SHORT-TERM ONLY - Age 32+ with above-average OR elite numbers. Not a sell, but don’t commit long-term:

  • Casey DeSmith, 34: Mentioned before, DeSmith has put up starter-level numbers throughout his career and has been arguably the best backup in the league over the last two seasons. He is worth an extension, but no need to commit to more than 2 years, especially since he has never commanded more than $2M AAV.
  • Anthony Stolarz, 32: The most volatile goalie in the dataset (GSAx/60 std 0.623) just crashed from a historic +0.9 GSAx/60 to -0.54 in one season. The ceiling is there, but not worth anything more than a one or two-year deal. Toronto signed him to a four-year, $3.75M extension before this season that kicks in next season. While a long contract is not advised, it may be worth it at that cap hit.

SELL - The data does not support continued investment at current cap hit:

  • Juuse Saros, 31: Three straight below-average seasons, high volatility, $7.74M AAV for seven more seasons. His peak was well worth the money, but Nashville may be having trouble competing if Saros doesn’t rebound soon.
  • Charlie Lindgren, 32: Put up above-average numbers for Washington in 2023-24 (+0.161 GSAx/60), but has been around replacement level otherwise, especially since Logan Thompson joined the team. He only has two more seasons at $3M, but you could likely get someone who performs just as well for around $1M and improve team depth elsewhere.

Five Rules

All of it reduces to this:

1. Never sign based on one peak season. The average drop from peak to Year 1 is -0.561 GSAx/60, and it happens immediately. Require two consecutive elite seasons before committing to long-term money.

2. Long deals don’t buy you more production; they buy you less flexibility. A 1-year and a 5-year deal signed after a peak produces almost identical WAR per season. The difference is that the shorter deal preserves flexibility when, not if, the regression arrives.

3. Free agent signings are structurally disadvantaged by team-switch regression. A goalie who looked elite in one market will revert on average by -0.647 GSAx/60 after changing teams. The best returns in this dataset come from internal promotions and early extensions, not open market competition in July.

4. Volatility is a real risk factor that should shorten contract length, not just lower AAV. A high-mean, high-variance goalie on a seven-year deal carries enormous floor risk.

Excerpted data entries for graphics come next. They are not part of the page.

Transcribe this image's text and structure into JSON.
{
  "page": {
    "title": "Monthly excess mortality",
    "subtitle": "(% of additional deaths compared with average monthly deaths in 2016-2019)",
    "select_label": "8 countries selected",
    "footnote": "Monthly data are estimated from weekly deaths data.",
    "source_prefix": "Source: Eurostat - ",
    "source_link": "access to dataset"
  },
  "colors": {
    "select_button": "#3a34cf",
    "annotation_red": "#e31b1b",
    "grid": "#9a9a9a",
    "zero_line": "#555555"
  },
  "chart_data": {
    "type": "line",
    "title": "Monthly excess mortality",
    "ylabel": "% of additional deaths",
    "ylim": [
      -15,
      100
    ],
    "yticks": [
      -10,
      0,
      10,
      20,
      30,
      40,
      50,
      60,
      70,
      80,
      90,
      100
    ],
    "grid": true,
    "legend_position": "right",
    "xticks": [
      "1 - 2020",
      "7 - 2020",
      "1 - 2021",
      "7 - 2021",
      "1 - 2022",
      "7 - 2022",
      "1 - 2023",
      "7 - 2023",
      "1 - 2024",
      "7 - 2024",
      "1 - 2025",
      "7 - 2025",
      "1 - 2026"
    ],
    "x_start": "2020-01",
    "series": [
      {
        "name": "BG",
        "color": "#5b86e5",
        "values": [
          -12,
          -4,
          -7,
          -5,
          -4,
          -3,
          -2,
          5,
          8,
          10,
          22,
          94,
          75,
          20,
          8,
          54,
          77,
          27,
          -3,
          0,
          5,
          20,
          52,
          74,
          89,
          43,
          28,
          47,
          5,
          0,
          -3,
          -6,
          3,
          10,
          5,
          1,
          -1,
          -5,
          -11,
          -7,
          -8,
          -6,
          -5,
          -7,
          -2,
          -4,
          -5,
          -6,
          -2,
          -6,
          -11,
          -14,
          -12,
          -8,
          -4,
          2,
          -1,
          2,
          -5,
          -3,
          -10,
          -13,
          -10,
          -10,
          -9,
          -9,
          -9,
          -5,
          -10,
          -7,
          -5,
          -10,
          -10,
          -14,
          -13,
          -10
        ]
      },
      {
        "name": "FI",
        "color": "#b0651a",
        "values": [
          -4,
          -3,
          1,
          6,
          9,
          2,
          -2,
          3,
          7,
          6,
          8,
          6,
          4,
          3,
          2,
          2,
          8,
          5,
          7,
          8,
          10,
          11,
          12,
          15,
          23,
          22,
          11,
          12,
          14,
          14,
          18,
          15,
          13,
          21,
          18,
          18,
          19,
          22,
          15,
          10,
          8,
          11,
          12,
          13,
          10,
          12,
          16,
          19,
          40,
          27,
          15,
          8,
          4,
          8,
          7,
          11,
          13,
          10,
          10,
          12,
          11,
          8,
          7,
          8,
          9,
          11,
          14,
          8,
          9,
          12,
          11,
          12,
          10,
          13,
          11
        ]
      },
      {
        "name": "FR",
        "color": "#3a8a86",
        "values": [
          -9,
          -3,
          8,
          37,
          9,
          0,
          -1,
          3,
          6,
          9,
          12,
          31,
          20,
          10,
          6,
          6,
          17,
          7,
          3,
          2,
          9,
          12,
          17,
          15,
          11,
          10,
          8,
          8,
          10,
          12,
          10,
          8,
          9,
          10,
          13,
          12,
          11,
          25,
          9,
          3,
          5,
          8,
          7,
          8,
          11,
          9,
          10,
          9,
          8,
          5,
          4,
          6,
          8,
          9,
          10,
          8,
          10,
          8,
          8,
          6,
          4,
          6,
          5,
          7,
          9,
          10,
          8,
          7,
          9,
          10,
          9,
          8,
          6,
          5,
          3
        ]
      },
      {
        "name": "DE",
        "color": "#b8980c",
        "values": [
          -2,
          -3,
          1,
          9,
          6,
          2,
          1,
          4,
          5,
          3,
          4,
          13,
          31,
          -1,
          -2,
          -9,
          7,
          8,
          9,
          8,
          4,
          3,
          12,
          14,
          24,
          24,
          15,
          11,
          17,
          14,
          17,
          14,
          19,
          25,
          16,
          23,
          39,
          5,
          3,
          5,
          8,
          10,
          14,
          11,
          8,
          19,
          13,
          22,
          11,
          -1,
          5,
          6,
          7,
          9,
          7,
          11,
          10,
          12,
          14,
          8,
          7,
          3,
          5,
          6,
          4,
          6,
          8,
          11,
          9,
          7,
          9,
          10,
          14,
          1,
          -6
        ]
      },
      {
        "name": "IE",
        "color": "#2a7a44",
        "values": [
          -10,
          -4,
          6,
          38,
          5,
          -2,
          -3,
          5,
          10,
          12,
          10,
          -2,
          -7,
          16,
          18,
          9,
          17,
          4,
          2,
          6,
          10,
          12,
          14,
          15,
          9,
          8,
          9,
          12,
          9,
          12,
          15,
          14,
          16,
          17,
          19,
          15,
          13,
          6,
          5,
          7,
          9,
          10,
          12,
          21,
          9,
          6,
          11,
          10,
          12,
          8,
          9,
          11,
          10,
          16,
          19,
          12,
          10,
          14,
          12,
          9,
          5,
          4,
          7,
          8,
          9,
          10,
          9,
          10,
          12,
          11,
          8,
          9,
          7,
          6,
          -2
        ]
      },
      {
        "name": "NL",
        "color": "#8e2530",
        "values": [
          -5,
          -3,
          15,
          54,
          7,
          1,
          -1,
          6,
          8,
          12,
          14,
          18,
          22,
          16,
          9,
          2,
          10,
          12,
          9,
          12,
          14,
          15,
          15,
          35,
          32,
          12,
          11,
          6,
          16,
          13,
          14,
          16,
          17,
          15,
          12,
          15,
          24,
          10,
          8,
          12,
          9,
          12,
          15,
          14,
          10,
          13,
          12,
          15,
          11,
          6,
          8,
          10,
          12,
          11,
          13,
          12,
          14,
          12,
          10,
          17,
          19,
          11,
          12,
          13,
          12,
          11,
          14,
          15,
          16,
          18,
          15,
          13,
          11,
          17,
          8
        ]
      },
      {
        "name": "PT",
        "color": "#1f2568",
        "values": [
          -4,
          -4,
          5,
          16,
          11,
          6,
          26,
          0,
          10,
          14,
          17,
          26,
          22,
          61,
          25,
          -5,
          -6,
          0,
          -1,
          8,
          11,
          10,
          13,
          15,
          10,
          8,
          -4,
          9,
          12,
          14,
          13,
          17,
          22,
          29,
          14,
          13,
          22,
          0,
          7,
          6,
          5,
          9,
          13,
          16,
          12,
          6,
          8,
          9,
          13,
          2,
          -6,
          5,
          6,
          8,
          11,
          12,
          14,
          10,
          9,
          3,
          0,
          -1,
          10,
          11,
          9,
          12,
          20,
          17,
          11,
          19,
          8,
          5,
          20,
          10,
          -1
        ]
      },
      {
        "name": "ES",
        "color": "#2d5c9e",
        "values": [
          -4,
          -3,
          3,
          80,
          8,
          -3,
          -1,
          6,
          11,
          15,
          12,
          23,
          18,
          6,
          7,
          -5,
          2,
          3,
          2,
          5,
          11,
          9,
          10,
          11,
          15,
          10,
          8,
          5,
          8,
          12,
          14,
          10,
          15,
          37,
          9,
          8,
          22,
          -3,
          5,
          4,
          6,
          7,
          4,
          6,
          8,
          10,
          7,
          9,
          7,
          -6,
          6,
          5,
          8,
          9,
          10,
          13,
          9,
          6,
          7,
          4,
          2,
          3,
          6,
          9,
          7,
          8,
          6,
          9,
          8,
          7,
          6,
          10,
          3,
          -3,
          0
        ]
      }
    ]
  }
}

5. Invest in your backup. Teams with elite backups see their starters perform measurably better. A $3M investment in an elite backup is not just insurance; it is one of the more efficient uses of goalie cap dollars available.


If you want to dig into the underlying numbers yourself, the Goaltender Database has every goalie season in this dataset - filterable by season, situation, team, age, and workload. Sort by GSAx/60, SV%, or any other column to build your own picture.


All data sourced from MoneyPuck, covering the 2016-17 through 2025-26 NHL seasons. Performance analysis uses even-strength situations only with a minimum qualifying threshold of 600 five-on-five minutes per season. Replacement level is set at -0.10 GSAx/60. Goals-to-wins conversion uses the standard 6:1 approximation, consistent with Evolving Hockey’s WAR methodology. Contract figures are approximate, sourced from PuckPedia. All WAR figures are the author’s own calculations derived from MoneyPuck shot and goalie performance data. All data is current as of collection on 3/30/2026.